Los únicos que tienen el poder de resucitar a sus muertos son los indios. En el Altiplano, los campesinos siembran flores amarillas y con ellas hacen caminos desde los panteones hasta sus casas, donde tienen preparados los altares y las ofrendas con las comidas preferidas de los difuntos.
Pero fue en Chiapas donde asistí a la ceremonia mortuoria más impresionante que haya presenciado entre los indios. Esta se inició en la casa del principal (el presidente de Chamula) y me acompañó un intérprete. Al fondo se alzaba el enorme altar, cargado de platos, de panes, de frutas, de flores y de velas parpadeantes.
Sentados en una cama de tablas, estaban los dos hijos de Domingo vestidos de mashes. Sobre el pañuelo blanco amarrado a la cabeza llevan el enorme gorro de piel de mono, sujeto con un barbiquejo; una casaca de largos faldones, calzones blancos y huaraches componen el atuendo de estos personajes, mitad chamulas, mitad granaderos de Napoleón, cuyo papel parece consistir en alegrar las fiestas imitando lo mejor que pueden las cabriolas y las gesticulaciones de los monos. Ya al mediodía nos dirigimos al cementerio y contemplé una ceremonia casi increíble. No había menos de 300 mashes entre niños y adultos. Los niños, borrachos, bailaban sin cesar soplando alocadamente en sus organillos de boca. Los grandes mashes golpeaban sus tambores, tocaban acordeones y guitarras, saltando, gesticulando, lanzando prolongados aullidos. En cambio, las mujeres, postradas en las tumbas de sus maridos gemían bañadas en lágrimas y decían en tono de salmodia:
-Ay Dios, te fuiste y no te volveremos a ver. Gracias, Pedro, que nos dejaste de comer, que nos enseñaste a buscarnos la comida. Tus hijitas crecen y no les falta nada. Cuídate mucho, Pedro, allá lejos, donde te encuentras y pídele a Dios que nos vaya bien como hasta hoy nos ha ido.
Otra mujer gritaba:
-Tus hijitos me piden de comer y a veces no tengo nada que darles. Me duele el corazón no poderles dar las tortillas, el pozol, los frijoles a que tú los tenías acostumbrados. Ah, pídele a Dios por mí, por mis hijitos, por todos nosotros.

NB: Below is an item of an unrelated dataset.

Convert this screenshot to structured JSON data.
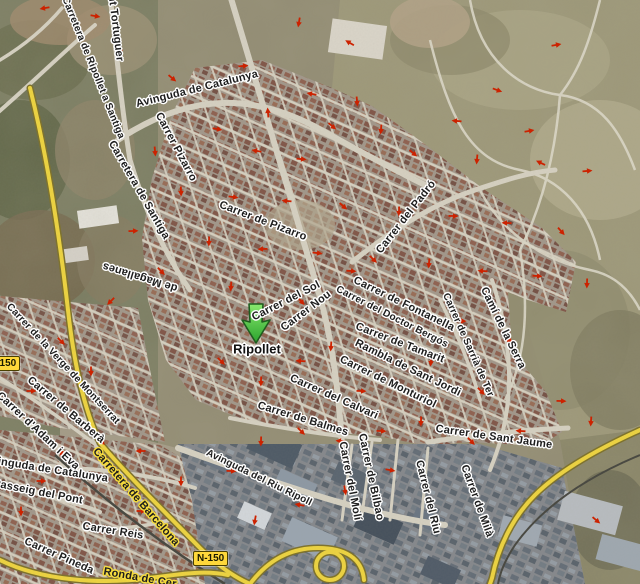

Estalla el carnaval de la muerte. Los mashes chicos han terminado por emborracharse, quedándose tirados, con los brazos en cruz, durmiendo dulcemente. Los grandes mashes todavía aguantaban. Al son de tambores, acordeones y guitarras, gritando con sus enormes bocas desdentadas, ladeados los gorros de piel de mono, impenetrables los anteojos negros, saltaban cogidos de la mano en rondas endiabladas sin importarles los gemidos de las mujeres, sus diálogos con los muertos, sus gemidos estremecedores y sus lágrimas. De seguro, así recibiremos el juicio final.
¿Y nosotros los ``civilizados'' qué hacemos? Nos desayunamos y merendamos con chocolate y pan de muerto. A veces vamos a las tumbas de nuestros ancestros llevándoles flores y rezos. De esta forma terminan los días de difuntos, que son quizá de las principales fiestas de los mexicanos.